As part of our ongoing series of in-depth, one-on-one interviews with CIOs regarding their experiences with revenue cycle management automation, HCI Editor-in-Chief Mark Hagland this month interviews Paul Conocenti, senior vice president, vice dean, and CIO at the three-hospital, 1,069-bed NYU Langone Medical Center in New York City, regarding his experiences in this important area.
Healthcare Informatics: Your revenue cycle management strategy is part of a much broader overall strategy. Please tell us how those strategies have evolved forward.

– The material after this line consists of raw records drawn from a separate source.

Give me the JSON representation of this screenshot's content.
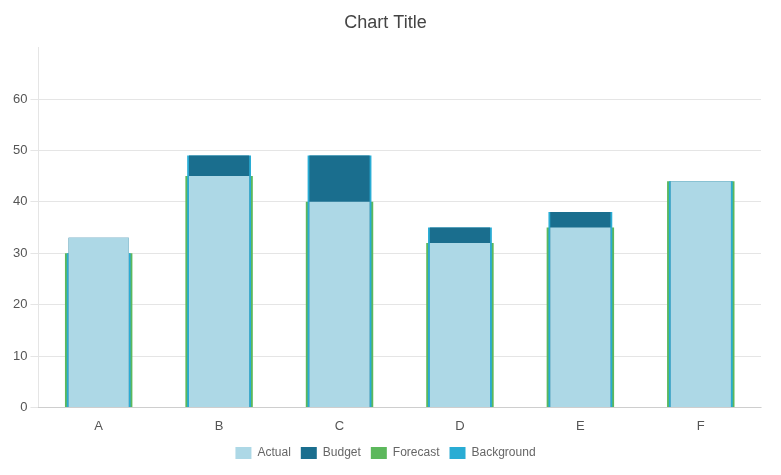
{
  "chart_data": {
    "type": "bar",
    "title": "Chart Title",
    "categories": [
      "A",
      "B",
      "C",
      "D",
      "E",
      "F"
    ],
    "series": [
      {
        "name": "Actual",
        "color": "#add8e6",
        "values": [
          33,
          45,
          40,
          32,
          35,
          44
        ]
      },
      {
        "name": "Budget",
        "color": "#1a6e8e",
        "values": [
          33,
          49,
          49,
          35,
          38,
          44
        ]
      },
      {
        "name": "Forecast",
        "color": "#5cb85c",
        "values": [
          30,
          45,
          40,
          32,
          35,
          44
        ]
      },
      {
        "name": "Background",
        "color": "#29acd4",
        "values": [
          30,
          49,
          49,
          35,
          38,
          44
        ]
      }
    ],
    "ylim": [
      0,
      70
    ],
    "yticks": [
      0,
      10,
      20,
      30,
      40,
      50,
      60
    ],
    "grid": true,
    "legend": "bottom"
  }
}
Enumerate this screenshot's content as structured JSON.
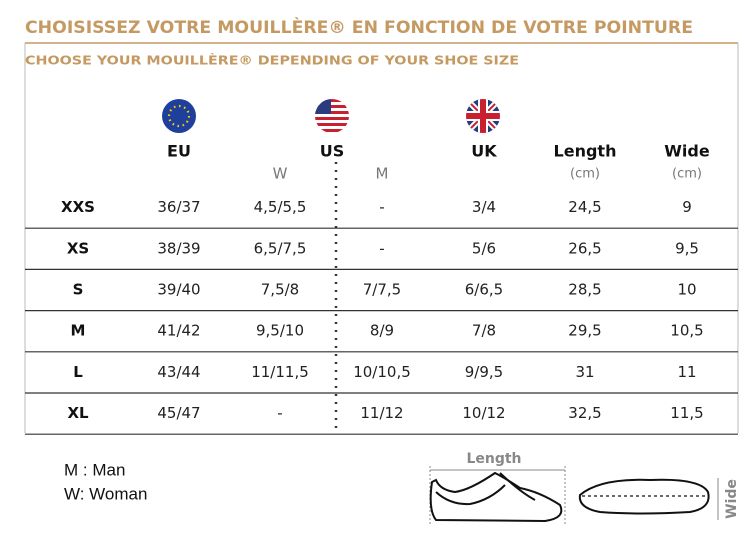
{
  "header": {
    "title": "CHOISISSEZ VOTRE MOUILLÈRE® EN FONCTION DE VOTRE POINTURE",
    "subtitle": "CHOOSE YOUR MOUILLÈRE® DEPENDING OF YOUR SHOE SIZE"
  },
  "table": {
    "columns": {
      "eu": "EU",
      "us": "US",
      "uk": "UK",
      "length": "Length",
      "wide": "Wide"
    },
    "subcolumns": {
      "w": "W",
      "m": "M",
      "length_unit": "(cm)",
      "wide_unit": "(cm)"
    },
    "rows": [
      [
        "XXS",
        "36/37",
        "4,5/5,5",
        "-",
        "3/4",
        "24,5",
        "9"
      ],
      [
        "XS",
        "38/39",
        "6,5/7,5",
        "-",
        "5/6",
        "26,5",
        "9,5"
      ],
      [
        "S",
        "39/40",
        "7,5/8",
        "7/7,5",
        "6/6,5",
        "28,5",
        "10"
      ],
      [
        "M",
        "41/42",
        "9,5/10",
        "8/9",
        "7/8",
        "29,5",
        "10,5"
      ],
      [
        "L",
        "43/44",
        "11/11,5",
        "10/10,5",
        "9/9,5",
        "31",
        "11"
      ],
      [
        "XL",
        "45/47",
        "-",
        "11/12",
        "10/12",
        "32,5",
        "11,5"
      ]
    ]
  },
  "legend": [
    "M : Man",
    "W: Woman"
  ],
  "diagram": {
    "length": "Length",
    "wide": "Wide"
  }
}
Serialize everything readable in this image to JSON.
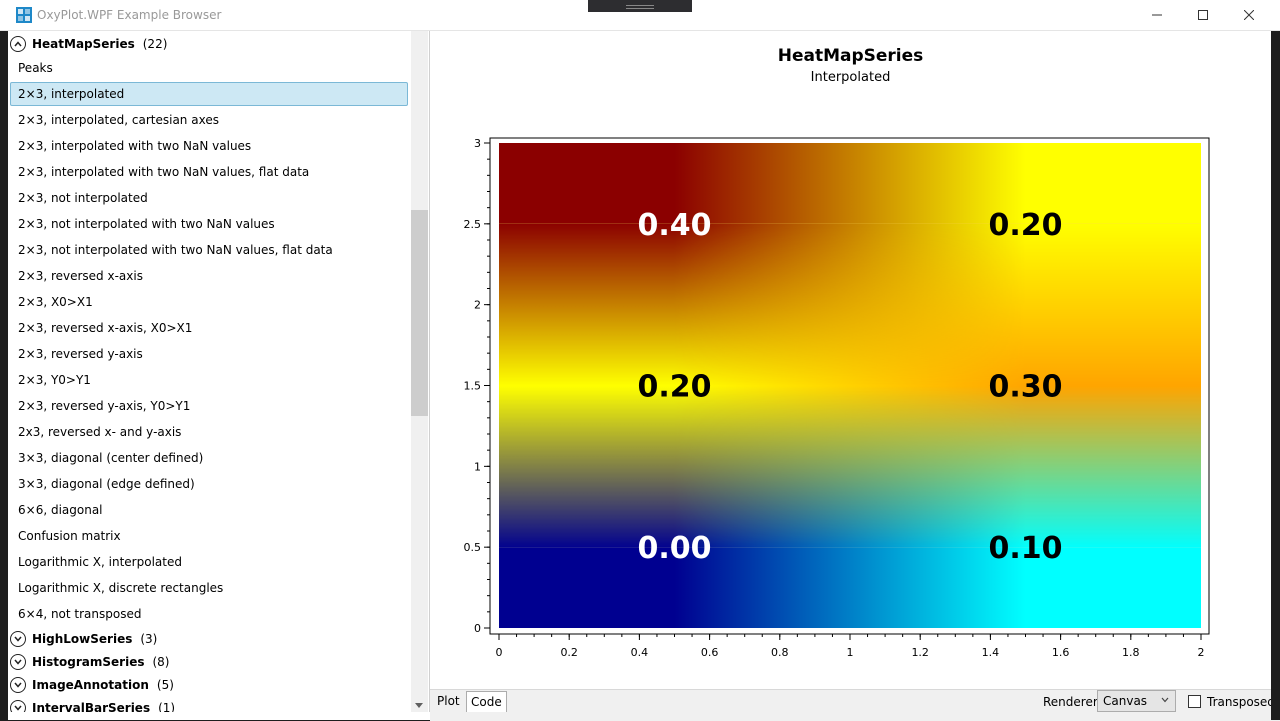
{
  "window": {
    "title": "OxyPlot.WPF Example Browser"
  },
  "sidebar": {
    "expanded_group": {
      "name": "HeatMapSeries",
      "count": "(22)"
    },
    "items": [
      {
        "label": "Peaks",
        "selected": false
      },
      {
        "label": "2×3, interpolated",
        "selected": true
      },
      {
        "label": "2×3, interpolated, cartesian axes",
        "selected": false
      },
      {
        "label": "2×3, interpolated with two NaN values",
        "selected": false
      },
      {
        "label": "2×3, interpolated with two NaN values, flat data",
        "selected": false
      },
      {
        "label": "2×3, not interpolated",
        "selected": false
      },
      {
        "label": "2×3, not interpolated with two NaN values",
        "selected": false
      },
      {
        "label": "2×3, not interpolated with two NaN values, flat data",
        "selected": false
      },
      {
        "label": "2×3, reversed x-axis",
        "selected": false
      },
      {
        "label": "2×3, X0>X1",
        "selected": false
      },
      {
        "label": "2×3, reversed x-axis, X0>X1",
        "selected": false
      },
      {
        "label": "2×3, reversed y-axis",
        "selected": false
      },
      {
        "label": "2×3, Y0>Y1",
        "selected": false
      },
      {
        "label": "2×3, reversed y-axis, Y0>Y1",
        "selected": false
      },
      {
        "label": "2x3, reversed x- and y-axis",
        "selected": false
      },
      {
        "label": "3×3, diagonal (center defined)",
        "selected": false
      },
      {
        "label": "3×3, diagonal (edge defined)",
        "selected": false
      },
      {
        "label": "6×6, diagonal",
        "selected": false
      },
      {
        "label": "Confusion matrix",
        "selected": false
      },
      {
        "label": "Logarithmic X, interpolated",
        "selected": false
      },
      {
        "label": "Logarithmic X, discrete rectangles",
        "selected": false
      },
      {
        "label": "6×4, not transposed",
        "selected": false
      }
    ],
    "collapsed_groups": [
      {
        "name": "HighLowSeries",
        "count": "(3)"
      },
      {
        "name": "HistogramSeries",
        "count": "(8)"
      },
      {
        "name": "ImageAnnotation",
        "count": "(5)"
      },
      {
        "name": "IntervalBarSeries",
        "count": "(1)"
      }
    ]
  },
  "plot": {
    "title": "HeatMapSeries",
    "subtitle": "Interpolated"
  },
  "chart_data": {
    "type": "heatmap",
    "title": "HeatMapSeries",
    "subtitle": "Interpolated",
    "x_ticks": [
      "0",
      "0.2",
      "0.4",
      "0.6",
      "0.8",
      "1",
      "1.2",
      "1.4",
      "1.6",
      "1.8",
      "2"
    ],
    "y_ticks": [
      "0",
      "0.5",
      "1",
      "1.5",
      "2",
      "2.5",
      "3"
    ],
    "xlim": [
      0,
      2
    ],
    "ylim": [
      0,
      3
    ],
    "cells": [
      {
        "x": 0.5,
        "y": 0.5,
        "value": 0.0,
        "label": "0.00"
      },
      {
        "x": 1.5,
        "y": 0.5,
        "value": 0.1,
        "label": "0.10"
      },
      {
        "x": 0.5,
        "y": 1.5,
        "value": 0.2,
        "label": "0.20"
      },
      {
        "x": 1.5,
        "y": 1.5,
        "value": 0.3,
        "label": "0.30"
      },
      {
        "x": 0.5,
        "y": 2.5,
        "value": 0.4,
        "label": "0.40"
      },
      {
        "x": 1.5,
        "y": 2.5,
        "value": 0.2,
        "label": "0.20"
      }
    ],
    "interpolated": true,
    "colors": {
      "low": "#000090",
      "cyan": "#00ffff",
      "yellow": "#ffff00",
      "orange": "#ffa500",
      "high": "#8b0000"
    }
  },
  "bottom_bar": {
    "tabs": [
      "Plot",
      "Code"
    ],
    "active_tab": "Code",
    "renderer_label": "Renderer:",
    "renderer_value": "Canvas",
    "transposed_label": "Transposed"
  }
}
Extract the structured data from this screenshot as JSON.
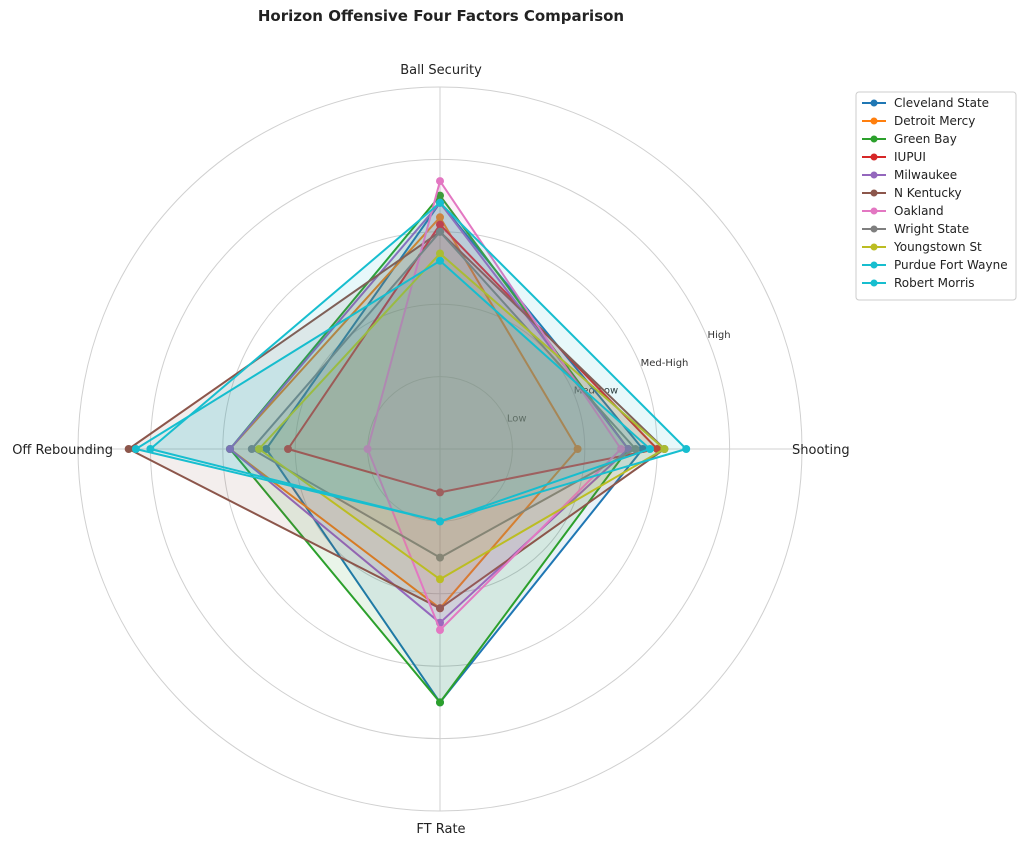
{
  "chart_data": {
    "type": "radar",
    "title": "Horizon Offensive Four Factors Comparison",
    "axes": [
      "Shooting",
      "Ball Security",
      "Off Rebounding",
      "FT Rate"
    ],
    "rlim": [
      0,
      5
    ],
    "ring_labels": [
      "Low",
      "Med-Low",
      "Med-High",
      "High"
    ],
    "grid": true,
    "legend_position": "upper-right-outside",
    "series": [
      {
        "name": "Cleveland State",
        "color": "#1f77b4",
        "values": [
          2.8,
          3.4,
          2.4,
          3.5
        ]
      },
      {
        "name": "Detroit Mercy",
        "color": "#ff7f0e",
        "values": [
          1.9,
          3.2,
          2.9,
          2.2
        ]
      },
      {
        "name": "Green Bay",
        "color": "#2ca02c",
        "values": [
          2.6,
          3.5,
          2.9,
          3.5
        ]
      },
      {
        "name": "IUPUI",
        "color": "#d62728",
        "values": [
          3.0,
          3.1,
          2.1,
          0.6
        ]
      },
      {
        "name": "Milwaukee",
        "color": "#9467bd",
        "values": [
          2.6,
          3.4,
          2.9,
          2.4
        ]
      },
      {
        "name": "N Kentucky",
        "color": "#8c564b",
        "values": [
          3.1,
          3.0,
          4.3,
          2.2
        ]
      },
      {
        "name": "Oakland",
        "color": "#e377c2",
        "values": [
          2.5,
          3.7,
          1.0,
          2.5
        ]
      },
      {
        "name": "Wright State",
        "color": "#7f7f7f",
        "values": [
          2.7,
          3.0,
          2.6,
          1.5
        ]
      },
      {
        "name": "Youngstown St",
        "color": "#bcbd22",
        "values": [
          3.1,
          2.7,
          2.5,
          1.8
        ]
      },
      {
        "name": "Purdue Fort Wayne",
        "color": "#17becf",
        "values": [
          2.9,
          2.6,
          4.2,
          1.0
        ]
      },
      {
        "name": "Robert Morris",
        "color": "#17becf",
        "values": [
          3.4,
          3.4,
          4.0,
          1.0
        ]
      }
    ]
  }
}
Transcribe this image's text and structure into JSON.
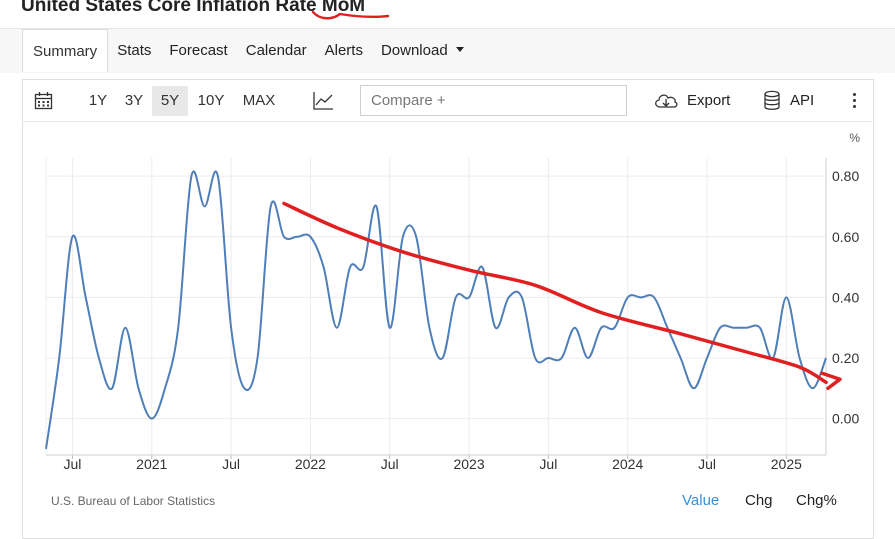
{
  "page": {
    "title": "United States Core Inflation Rate MoM"
  },
  "nav": {
    "tabs": [
      {
        "label": "Summary",
        "active": true
      },
      {
        "label": "Stats"
      },
      {
        "label": "Forecast"
      },
      {
        "label": "Calendar"
      },
      {
        "label": "Alerts"
      },
      {
        "label": "Download",
        "has_dropdown": true
      }
    ]
  },
  "toolbar": {
    "calendar_icon": "calendar-icon",
    "ranges": [
      "1Y",
      "3Y",
      "5Y",
      "10Y",
      "MAX"
    ],
    "selected_range": "5Y",
    "chart_type_icon": "line-chart-icon",
    "compare_placeholder": "Compare +",
    "export_label": "Export",
    "export_icon": "cloud-download-icon",
    "api_label": "API",
    "api_icon": "database-icon",
    "more_icon": "kebab-menu-icon"
  },
  "footer": {
    "source": "U.S. Bureau of Labor Statistics",
    "value_tabs": [
      "Value",
      "Chg",
      "Chg%"
    ],
    "selected_value_tab": "Value"
  },
  "colors": {
    "series_line": "#4f7fb8",
    "annotation": "#e02020",
    "active_tab_text": "#3b8fd9"
  },
  "chart_data": {
    "type": "line",
    "title": "",
    "xlabel": "",
    "ylabel": "%",
    "ylim": [
      -0.12,
      0.86
    ],
    "xlim": [
      "2020-05",
      "2025-04"
    ],
    "y_ticks": [
      "0.80",
      "0.60",
      "0.40",
      "0.20",
      "0.00"
    ],
    "y_tick_values": [
      0.8,
      0.6,
      0.4,
      0.2,
      0.0
    ],
    "x_ticks": [
      {
        "label": "Jul",
        "date": "2020-07"
      },
      {
        "label": "2021",
        "date": "2021-01"
      },
      {
        "label": "Jul",
        "date": "2021-07"
      },
      {
        "label": "2022",
        "date": "2022-01"
      },
      {
        "label": "Jul",
        "date": "2022-07"
      },
      {
        "label": "2023",
        "date": "2023-01"
      },
      {
        "label": "Jul",
        "date": "2023-07"
      },
      {
        "label": "2024",
        "date": "2024-01"
      },
      {
        "label": "Jul",
        "date": "2024-07"
      },
      {
        "label": "2025",
        "date": "2025-01"
      }
    ],
    "grid": true,
    "y_axis_position": "right",
    "series": [
      {
        "x": [
          "2020-05",
          "2020-06",
          "2020-07",
          "2020-08",
          "2020-09",
          "2020-10",
          "2020-11",
          "2020-12",
          "2021-01",
          "2021-02",
          "2021-03",
          "2021-04",
          "2021-05",
          "2021-06",
          "2021-07",
          "2021-08",
          "2021-09",
          "2021-10",
          "2021-11",
          "2021-12",
          "2022-01",
          "2022-02",
          "2022-03",
          "2022-04",
          "2022-05",
          "2022-06",
          "2022-07",
          "2022-08",
          "2022-09",
          "2022-10",
          "2022-11",
          "2022-12",
          "2023-01",
          "2023-02",
          "2023-03",
          "2023-04",
          "2023-05",
          "2023-06",
          "2023-07",
          "2023-08",
          "2023-09",
          "2023-10",
          "2023-11",
          "2023-12",
          "2024-01",
          "2024-02",
          "2024-03",
          "2024-04",
          "2024-05",
          "2024-06",
          "2024-07",
          "2024-08",
          "2024-09",
          "2024-10",
          "2024-11",
          "2024-12",
          "2025-01",
          "2025-02",
          "2025-03",
          "2025-04"
        ],
        "values": [
          -0.1,
          0.2,
          0.6,
          0.4,
          0.2,
          0.1,
          0.3,
          0.1,
          0.0,
          0.1,
          0.3,
          0.8,
          0.7,
          0.8,
          0.3,
          0.1,
          0.2,
          0.7,
          0.6,
          0.6,
          0.6,
          0.5,
          0.3,
          0.5,
          0.5,
          0.7,
          0.3,
          0.6,
          0.6,
          0.3,
          0.2,
          0.4,
          0.4,
          0.5,
          0.3,
          0.4,
          0.4,
          0.2,
          0.2,
          0.2,
          0.3,
          0.2,
          0.3,
          0.3,
          0.4,
          0.4,
          0.4,
          0.3,
          0.2,
          0.1,
          0.2,
          0.3,
          0.3,
          0.3,
          0.3,
          0.2,
          0.4,
          0.2,
          0.1,
          0.2
        ]
      }
    ],
    "annotation": {
      "type": "hand-drawn trend arrow",
      "x": [
        "2021-11",
        "2022-03",
        "2022-08",
        "2023-01",
        "2023-06",
        "2023-11",
        "2024-05",
        "2024-10",
        "2025-02",
        "2025-04"
      ],
      "values": [
        0.71,
        0.63,
        0.55,
        0.49,
        0.44,
        0.35,
        0.28,
        0.22,
        0.17,
        0.12
      ]
    }
  }
}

Paul Conocenti: As many who are moving from best-of-breed to enterprise-wide solutions, we're undergoing a transition in the revenue cycle management area, as well as more generally. NYU has had over the past five to seven years ago a history in which we've had a governance committee and weekly meetings around revenue cycle management. Historically, revenue cycle management activity had really focused around patient scheduling and the billing folks. But over time, the conversation began to focus around capturing charges accurately, and looking at the whole revenue cycle from a financial point of view-where we were dropping charges, where we were not charging enough appropriately, and how we could use business decision support systems to bring all the data together and look at the variables around contracting, with the ability to compare types of cases. Suddenly, we were realizing that, whoops, we haven't been charging for implantables; or, whoops, some of our supplies from yet a different [information] system aren't documenting charges. And we've done very well, actually, in terms of the basic blocking and tackling in terms of charges. So we've been very successful in that area.
WE REALIZED THAT CLINICAL DOCUMENTATION IS AN AREA WHERE WE WEREN'T DOCUMENTING THINGS WE WERE IN FACT DOING, IN ORDER TO OPTIMIZE CHARGES.
Then we moved into a different phase of this, saying, we think we've got the charges not erroring out for various reasons, now. But we then asked ourselves, what can we do to optimize revenue? And we realized that clinical documentation is an area where we weren't documenting things we were in fact doing, in order to optimize charges. And looking at documentation that tells us if a patient is coming in, in a very critical condition, we're not documenting that; and all of a sudden, because we didn't document all that in a discrete format, we're losing on the coding of those things. So we brought some consultant help in during the early phase of looking at charge capture. And we also brought consultants in for that second phase we're now in, around optimizing clinical documentation. So we actually changed our clinical ordering system, to be able to capture those necessary elements, in terms of the orders we're placing, within the workflow.
WHAT WE'RE LOOKING TO DO IS TO HAVE REVENUE CYCLE AND THE CLINICAL PROCESSES ONE AND THE SAME, BECAUSE THEY FEED EACH OTHER, ESPECIALLY AS WE MOVE INTO A MORE NETWORKED SYSTEM.
HCI: In other words, as a result of this ongoing analytical process, you've been changing aspects of your CPOE [computerized physician order entry]?